Over the past several decades, numerous loci across the human genome have been identified as being associated with SLE. Genetic loci located on chromosome 1 play important roles in immune surveillance, immune clearance, and involved in the pathogenesis of SLE. Tsao et al7 presented evidence for linkage of a chromosome 1 region to SLE, whereas Moser et al8 reported evidence for linkage of chromosome 1q to SLE in African-American pedigrees. In a meta-analysis, Karassa et al9 showed the polymorphism of Fcγ receptor IIa, which is encoded on chromosome 1, to be associated with SLE risk in multiple ethnic groups. In addition to genes located on chromosome 1, the human leukocyte antigen (HLA) system, a complex of several hundred genes that encodes a variety of cell surface proteins, is located on the short arm of chromosome 6 and also plays a crucial role in the adaptive immune response and the pathogenesis of SLE.

The HLA system was first reported in the 1970s by Grumet et al10 to be associated with autoimmune disorders. Since the mid-1980s, different HLA genotypes have been demonstrated to be related to the pathogenesis of different autoimmune diseases, including SLE.11 Previous studies have shown the possession of different HLA-DR genotypes to be associated with SLE in different populations; for example, possession of HLA-DR3 is associated with SLE in Caucasians,12–14 whereas HLA-DR15 is associated with SLE in southern Chinese15 and Japanese16 populations.

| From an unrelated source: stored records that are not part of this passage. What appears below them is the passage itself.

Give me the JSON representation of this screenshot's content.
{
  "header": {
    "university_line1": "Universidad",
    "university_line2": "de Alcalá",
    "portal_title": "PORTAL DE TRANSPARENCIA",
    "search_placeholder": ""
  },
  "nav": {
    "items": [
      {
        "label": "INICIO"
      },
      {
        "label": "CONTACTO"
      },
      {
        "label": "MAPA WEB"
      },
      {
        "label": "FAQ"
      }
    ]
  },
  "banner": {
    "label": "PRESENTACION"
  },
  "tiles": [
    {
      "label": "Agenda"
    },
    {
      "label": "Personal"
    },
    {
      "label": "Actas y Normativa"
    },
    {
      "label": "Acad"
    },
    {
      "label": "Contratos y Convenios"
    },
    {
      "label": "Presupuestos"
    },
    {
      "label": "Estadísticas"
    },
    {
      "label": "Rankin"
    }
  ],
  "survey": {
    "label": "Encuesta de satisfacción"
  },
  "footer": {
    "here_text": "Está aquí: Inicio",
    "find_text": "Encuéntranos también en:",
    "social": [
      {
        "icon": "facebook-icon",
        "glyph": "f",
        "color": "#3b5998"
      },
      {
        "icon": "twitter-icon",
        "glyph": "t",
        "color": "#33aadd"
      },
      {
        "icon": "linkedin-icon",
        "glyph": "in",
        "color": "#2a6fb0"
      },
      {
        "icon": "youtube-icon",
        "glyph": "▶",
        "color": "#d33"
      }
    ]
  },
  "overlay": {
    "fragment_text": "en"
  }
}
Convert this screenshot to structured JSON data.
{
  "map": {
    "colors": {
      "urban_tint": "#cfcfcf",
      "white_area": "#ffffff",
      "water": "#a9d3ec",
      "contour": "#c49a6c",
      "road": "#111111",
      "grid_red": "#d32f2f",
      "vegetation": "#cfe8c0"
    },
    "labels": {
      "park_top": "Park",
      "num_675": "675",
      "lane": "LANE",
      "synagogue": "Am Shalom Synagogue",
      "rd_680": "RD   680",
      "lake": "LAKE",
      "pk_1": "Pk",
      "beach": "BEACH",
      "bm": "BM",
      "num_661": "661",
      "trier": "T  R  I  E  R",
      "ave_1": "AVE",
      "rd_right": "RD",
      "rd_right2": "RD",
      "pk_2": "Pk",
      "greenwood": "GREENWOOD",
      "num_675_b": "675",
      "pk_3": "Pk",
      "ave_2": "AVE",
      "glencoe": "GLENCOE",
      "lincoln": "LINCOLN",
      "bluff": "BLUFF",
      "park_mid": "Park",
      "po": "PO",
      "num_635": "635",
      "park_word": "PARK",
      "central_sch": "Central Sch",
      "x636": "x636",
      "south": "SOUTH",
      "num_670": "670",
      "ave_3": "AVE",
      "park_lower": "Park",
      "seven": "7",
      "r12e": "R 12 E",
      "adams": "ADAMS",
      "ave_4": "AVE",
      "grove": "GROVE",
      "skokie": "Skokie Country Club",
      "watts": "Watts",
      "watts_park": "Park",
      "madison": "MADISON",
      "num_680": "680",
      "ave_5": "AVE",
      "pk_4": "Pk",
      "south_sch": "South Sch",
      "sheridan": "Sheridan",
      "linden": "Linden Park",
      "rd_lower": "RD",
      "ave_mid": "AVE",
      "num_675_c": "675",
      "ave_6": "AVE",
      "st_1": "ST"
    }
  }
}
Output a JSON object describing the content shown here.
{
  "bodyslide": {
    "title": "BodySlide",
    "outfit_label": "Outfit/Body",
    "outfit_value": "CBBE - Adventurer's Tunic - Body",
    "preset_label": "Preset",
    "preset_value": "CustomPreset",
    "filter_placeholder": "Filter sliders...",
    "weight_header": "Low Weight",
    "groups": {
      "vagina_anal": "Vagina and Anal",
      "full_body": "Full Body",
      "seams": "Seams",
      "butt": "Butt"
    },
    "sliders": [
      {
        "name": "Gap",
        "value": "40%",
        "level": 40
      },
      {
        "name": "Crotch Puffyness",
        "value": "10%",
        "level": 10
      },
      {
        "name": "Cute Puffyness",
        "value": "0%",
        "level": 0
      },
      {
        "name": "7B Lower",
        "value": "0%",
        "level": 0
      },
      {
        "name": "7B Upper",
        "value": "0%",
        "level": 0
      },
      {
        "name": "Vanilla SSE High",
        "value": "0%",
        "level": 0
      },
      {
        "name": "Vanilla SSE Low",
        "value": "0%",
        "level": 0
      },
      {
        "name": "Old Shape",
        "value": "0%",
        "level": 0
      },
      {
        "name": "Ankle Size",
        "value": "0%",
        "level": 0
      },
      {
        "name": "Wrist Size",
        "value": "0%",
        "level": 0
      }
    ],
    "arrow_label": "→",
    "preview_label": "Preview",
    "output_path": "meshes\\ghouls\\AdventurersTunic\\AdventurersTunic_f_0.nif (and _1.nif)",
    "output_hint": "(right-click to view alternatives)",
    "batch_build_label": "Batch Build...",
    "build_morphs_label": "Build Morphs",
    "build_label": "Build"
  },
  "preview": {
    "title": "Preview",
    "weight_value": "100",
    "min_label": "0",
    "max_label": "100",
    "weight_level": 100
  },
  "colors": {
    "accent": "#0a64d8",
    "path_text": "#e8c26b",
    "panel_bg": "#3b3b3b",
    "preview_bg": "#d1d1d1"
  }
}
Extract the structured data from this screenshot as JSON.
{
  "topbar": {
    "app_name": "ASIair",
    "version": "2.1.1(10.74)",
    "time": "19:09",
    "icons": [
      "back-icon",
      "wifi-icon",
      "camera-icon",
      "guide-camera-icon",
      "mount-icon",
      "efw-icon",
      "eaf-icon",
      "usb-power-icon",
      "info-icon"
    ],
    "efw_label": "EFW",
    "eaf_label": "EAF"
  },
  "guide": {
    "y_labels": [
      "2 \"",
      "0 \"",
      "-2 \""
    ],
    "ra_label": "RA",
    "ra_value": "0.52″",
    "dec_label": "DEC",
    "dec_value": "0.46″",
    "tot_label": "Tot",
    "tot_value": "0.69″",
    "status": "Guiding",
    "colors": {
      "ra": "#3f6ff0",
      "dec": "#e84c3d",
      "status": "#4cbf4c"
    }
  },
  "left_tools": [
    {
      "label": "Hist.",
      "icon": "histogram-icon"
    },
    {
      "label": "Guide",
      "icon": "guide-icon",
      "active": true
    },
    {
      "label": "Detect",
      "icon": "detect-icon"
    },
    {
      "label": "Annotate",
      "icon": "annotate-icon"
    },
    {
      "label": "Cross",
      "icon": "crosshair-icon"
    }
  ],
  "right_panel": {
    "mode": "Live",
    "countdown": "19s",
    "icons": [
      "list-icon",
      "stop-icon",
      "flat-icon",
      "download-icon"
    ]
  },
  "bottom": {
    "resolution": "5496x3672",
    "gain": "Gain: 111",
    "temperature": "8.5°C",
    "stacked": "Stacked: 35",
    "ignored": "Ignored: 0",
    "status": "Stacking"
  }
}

Several linkage analysis studies have showed that 6p11-21, the location of HLA, was the risk locus of SLE.5,6,17–19 A study using transmission disequilibrium testing demonstrated the association of HLA-DRB1*1501, and not DRB1*0301, with SLE in Americans20; however, a similar study showed HLA-DRB1*0301 to be a risk factor in Caucasian SLE patients in the United Kingdom.21 Multiple genome-wide association studies also revealed an association between the HLA region on chromosome 6p21 and the development of SLE,22,23 although a study reported by Lu et al24 concluded that, in Taiwanese patients, no HLA-DRB1 allele was significantly associated with SLE. This study aims to investigate whether HLA-DR genotypes are associated with SLE in Taiwanese patients, as well as whether any HLA-DR genotypes that are associated with an increased risk of SLE (hereafter referred to as risk alleles) are also associated with specific clinical manifestations of SLE.

2. METHODS

We performed a review of 234 SLE patients (208 females, 26 males) and 346 healthy controls (301 females, 45 males) who underwent follow-up at the Rheumatology clinic at Kaohsiung Medical University Hospital. The collection of patient data for the purpose of this study was performed in accordance with the WMA Declaration of Helsinki, and was approved by the Institutional Review Board at Kaohsiung Medical University Hospital. All patients meet the 2019 European Alliance of Associations for Rheumatology/American College of Rheumatology (EULAR/ACR) Classification Criteria for SLE.25 The symptoms and signs of SLE for each patient were reviewed, as well as patient age at disease onset and laboratory findings.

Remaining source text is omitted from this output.